JOHANNESBURG - Planning Minister Trevor Manuel is the best person to take the helm at Eskom following Chief Executive Officer (CEO) Brian Dames's resignation, energy expert and Managing Editor at EE Publishers Chris Yelland said on Wednesday.
Dames in December announced he would resign from his post due to personal reasons.
His resignation comes at a critical time for the power utility as two major power stations are due to launch.
The electricity grid has also been under serious strain.
Speaking to 567 CapeTalk/Talk Radio 702's Bruce Whitfield late on Wednesday, Yelland said he believed Manuel would be best suited for job.
He says Eskom is struggling to be sustainable and is running "close to the edge" in terms of its capacity.
Yelland says Eskom should focus on sustainable management rather than crisis management.
"We're looking for a leader with a deep understanding of the South African economy, the National Development Plan, how state-owned enterprises work, how municipalities work and how they are financed. That person needs to understand finance, be it international finance, local finance or corporate finance," he said.
Yelland says the ideal candidate would also need to have a good understanding of government and Cabinet, and how to interact with these bodies.
"The person that comes to my mind - that meets all those requirements or let's say a lot of them - is Trevor Manuel.
"I think his job at the National Planning Commission is coming to an end," says Yelland, meaning he may well be able to take on the role.
"He would be an ideal candidate. He has the stature, he has the respect.

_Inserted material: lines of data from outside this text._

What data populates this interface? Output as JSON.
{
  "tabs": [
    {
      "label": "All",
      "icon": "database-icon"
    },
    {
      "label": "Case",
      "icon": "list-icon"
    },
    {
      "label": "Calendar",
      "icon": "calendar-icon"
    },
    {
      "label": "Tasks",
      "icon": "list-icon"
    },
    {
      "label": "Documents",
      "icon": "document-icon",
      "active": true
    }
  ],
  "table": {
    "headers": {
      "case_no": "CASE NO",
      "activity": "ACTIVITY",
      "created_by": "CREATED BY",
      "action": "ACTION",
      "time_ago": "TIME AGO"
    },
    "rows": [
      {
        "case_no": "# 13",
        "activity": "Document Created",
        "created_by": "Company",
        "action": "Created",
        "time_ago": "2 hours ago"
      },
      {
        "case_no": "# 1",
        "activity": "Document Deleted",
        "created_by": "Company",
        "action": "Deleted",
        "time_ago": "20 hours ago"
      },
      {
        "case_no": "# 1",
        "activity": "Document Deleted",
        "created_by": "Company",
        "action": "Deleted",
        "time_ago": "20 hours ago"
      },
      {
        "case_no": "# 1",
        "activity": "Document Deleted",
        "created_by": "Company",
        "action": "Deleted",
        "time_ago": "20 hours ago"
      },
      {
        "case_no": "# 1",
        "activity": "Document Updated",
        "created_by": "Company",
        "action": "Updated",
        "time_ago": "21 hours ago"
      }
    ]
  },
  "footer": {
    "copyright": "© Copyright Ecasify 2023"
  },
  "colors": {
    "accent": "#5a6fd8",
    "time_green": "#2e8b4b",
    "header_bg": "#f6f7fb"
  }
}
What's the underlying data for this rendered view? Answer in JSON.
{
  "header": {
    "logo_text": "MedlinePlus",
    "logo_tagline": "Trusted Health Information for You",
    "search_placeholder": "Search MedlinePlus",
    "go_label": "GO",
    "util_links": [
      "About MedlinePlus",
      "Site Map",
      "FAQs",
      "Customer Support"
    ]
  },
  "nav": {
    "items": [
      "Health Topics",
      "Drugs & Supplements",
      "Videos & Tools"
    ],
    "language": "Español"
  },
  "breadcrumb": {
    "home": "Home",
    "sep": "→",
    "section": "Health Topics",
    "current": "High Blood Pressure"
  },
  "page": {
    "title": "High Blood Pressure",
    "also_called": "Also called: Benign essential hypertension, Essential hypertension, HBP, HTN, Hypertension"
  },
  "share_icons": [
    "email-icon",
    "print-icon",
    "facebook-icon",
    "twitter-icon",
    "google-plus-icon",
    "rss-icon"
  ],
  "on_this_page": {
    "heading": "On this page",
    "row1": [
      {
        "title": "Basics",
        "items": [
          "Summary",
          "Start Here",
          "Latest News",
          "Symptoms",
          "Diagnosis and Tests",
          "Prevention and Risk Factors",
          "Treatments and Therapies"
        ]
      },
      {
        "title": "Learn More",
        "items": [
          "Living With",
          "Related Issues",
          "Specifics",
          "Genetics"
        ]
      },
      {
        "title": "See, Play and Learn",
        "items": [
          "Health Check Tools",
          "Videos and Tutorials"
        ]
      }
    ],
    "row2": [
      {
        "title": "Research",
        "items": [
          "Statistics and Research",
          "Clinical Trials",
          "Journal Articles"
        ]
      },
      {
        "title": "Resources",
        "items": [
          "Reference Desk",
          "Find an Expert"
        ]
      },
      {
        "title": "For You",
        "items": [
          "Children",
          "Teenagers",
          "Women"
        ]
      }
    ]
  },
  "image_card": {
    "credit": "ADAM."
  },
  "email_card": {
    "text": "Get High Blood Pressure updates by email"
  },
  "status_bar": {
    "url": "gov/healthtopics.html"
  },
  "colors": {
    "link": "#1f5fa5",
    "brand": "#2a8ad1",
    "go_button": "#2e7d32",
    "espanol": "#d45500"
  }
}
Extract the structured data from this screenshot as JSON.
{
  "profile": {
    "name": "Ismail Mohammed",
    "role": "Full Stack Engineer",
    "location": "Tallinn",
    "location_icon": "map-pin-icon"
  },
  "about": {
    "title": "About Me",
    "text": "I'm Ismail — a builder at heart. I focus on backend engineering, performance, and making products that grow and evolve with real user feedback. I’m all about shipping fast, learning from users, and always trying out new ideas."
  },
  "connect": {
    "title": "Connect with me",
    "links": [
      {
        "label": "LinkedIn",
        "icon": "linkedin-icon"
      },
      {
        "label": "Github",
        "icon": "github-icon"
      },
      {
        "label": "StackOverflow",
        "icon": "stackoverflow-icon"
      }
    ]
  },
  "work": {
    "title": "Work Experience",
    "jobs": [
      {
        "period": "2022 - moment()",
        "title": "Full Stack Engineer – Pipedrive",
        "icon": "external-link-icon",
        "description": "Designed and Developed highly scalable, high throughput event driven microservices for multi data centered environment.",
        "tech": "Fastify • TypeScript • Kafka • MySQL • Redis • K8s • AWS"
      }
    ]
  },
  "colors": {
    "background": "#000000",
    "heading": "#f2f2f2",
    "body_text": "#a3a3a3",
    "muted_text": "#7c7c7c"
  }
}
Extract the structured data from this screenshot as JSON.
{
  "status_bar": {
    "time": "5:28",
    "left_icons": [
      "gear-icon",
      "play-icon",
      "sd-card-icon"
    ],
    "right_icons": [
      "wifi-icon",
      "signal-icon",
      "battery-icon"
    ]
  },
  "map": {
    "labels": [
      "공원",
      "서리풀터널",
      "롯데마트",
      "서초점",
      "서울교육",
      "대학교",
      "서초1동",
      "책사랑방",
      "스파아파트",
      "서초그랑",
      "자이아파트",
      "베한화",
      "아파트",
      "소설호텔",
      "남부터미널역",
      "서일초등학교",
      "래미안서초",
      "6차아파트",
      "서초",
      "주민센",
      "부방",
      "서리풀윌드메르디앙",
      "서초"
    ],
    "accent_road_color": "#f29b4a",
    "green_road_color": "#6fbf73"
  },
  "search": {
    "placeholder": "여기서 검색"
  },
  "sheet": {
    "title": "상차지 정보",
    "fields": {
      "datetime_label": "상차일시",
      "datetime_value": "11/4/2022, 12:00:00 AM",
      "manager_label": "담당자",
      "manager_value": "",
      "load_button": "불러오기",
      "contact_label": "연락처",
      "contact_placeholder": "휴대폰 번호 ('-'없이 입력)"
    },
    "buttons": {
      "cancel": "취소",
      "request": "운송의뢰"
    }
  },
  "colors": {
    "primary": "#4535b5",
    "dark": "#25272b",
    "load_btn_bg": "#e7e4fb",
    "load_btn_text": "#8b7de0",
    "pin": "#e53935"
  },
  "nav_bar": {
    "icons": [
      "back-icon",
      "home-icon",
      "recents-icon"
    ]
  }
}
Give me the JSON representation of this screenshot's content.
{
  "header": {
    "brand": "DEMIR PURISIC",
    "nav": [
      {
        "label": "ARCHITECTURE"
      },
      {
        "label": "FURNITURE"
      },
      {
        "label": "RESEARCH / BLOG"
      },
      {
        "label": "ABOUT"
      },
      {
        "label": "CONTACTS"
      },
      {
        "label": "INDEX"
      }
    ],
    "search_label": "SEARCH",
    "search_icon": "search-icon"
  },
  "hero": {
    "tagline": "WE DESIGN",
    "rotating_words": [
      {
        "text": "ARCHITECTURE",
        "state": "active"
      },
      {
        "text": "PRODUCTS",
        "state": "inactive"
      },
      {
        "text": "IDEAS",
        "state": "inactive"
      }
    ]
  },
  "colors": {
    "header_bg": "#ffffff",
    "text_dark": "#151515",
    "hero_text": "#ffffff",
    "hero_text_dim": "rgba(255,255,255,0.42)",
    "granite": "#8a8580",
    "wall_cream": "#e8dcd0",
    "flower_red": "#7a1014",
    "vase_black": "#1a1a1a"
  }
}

He also has the understanding [and] the necessary skills."
Earlier in 2013, Chief Financial Officer Paul O'Flaherty also quit his post at Eskom.
Dames was appointed in 2010.
He will leave office in March.
In an opinion piece for Daily Maverick, also published on this site, Yelland noted Dames's short stint reflected that of his predecessor Jacob Maroga, who also held the position for little more than three years.
"Whatever the reasons for their early departures, clearly both Dames and Maroga failed in their missions by leaving before their job was done," wrote Yelland.
The task for whoever comes next, he then says, is massive.